Afrique : La BAD décide de miser sur l'agriculture comme voie d'accès au développement

La Banque africaine de développement (BAD) a approuvé mercredi 14 juin 2017 un crédit de 100 millions de dollars pour financer les opérations de la chaîne de valeur des matières premières agricoles du Groupe Export Trading (ETG) en Afrique subsaharienne.

En Afrique, l’état de sècheresse ainsi que l’instabilité dans certains pays créent une situation de famine accrue dans certaines régions. Selon les ministres de l’agriculture de l’UEMOA environs 3 millions de personnes ont besoin d’une aide alimentaire immédiate.
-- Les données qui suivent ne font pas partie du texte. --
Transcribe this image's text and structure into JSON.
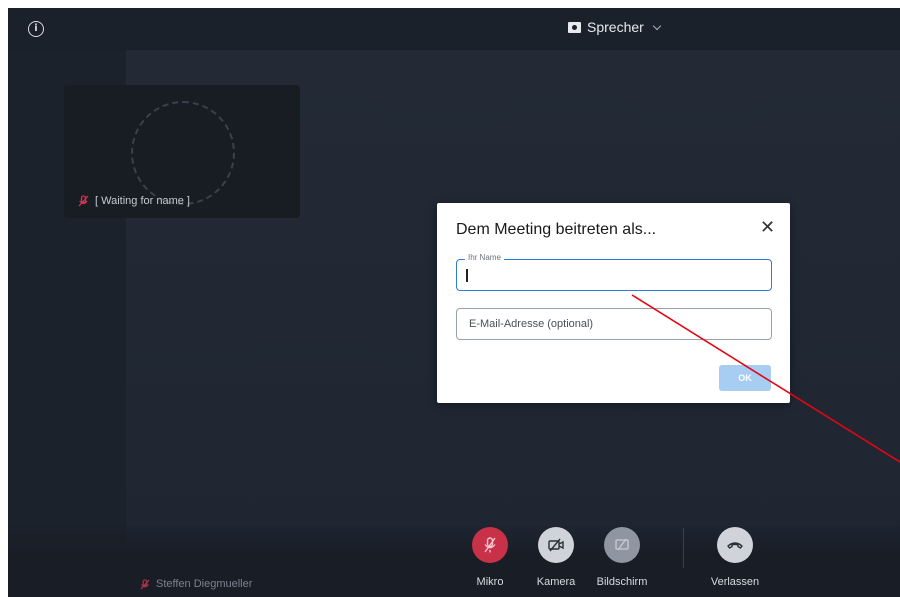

Paradoxalement, selon le président de la BAD Akinwumi Adesina  » L’Afrique dispose de 65 % des terres arables (600 millions d’hectares)pour nourrir 9 milliards de personnes dans le monde d’ici à 2050″ et pourrait donc s’auto suffire au plan alimentaire.

Il est important de noter que le talon d’Achille du secteur agricole africain est principalement son isolement et le manque d’infrastructures logistiques et de transport.

Comme voie de sortie à cette situation et pour développer l’emploi des jeunes et des femmes dans le secteur agricole, la BAD a donc décidé de faire de l’agriculture un atout pour le développement de l’Afrique.

Ainsi, un crédit de 100 millions de dollars a été accordé par l’institution afin financer les opérations de la chaîne de valeur des matières premières agricoles du Groupe Export Trading (ETG).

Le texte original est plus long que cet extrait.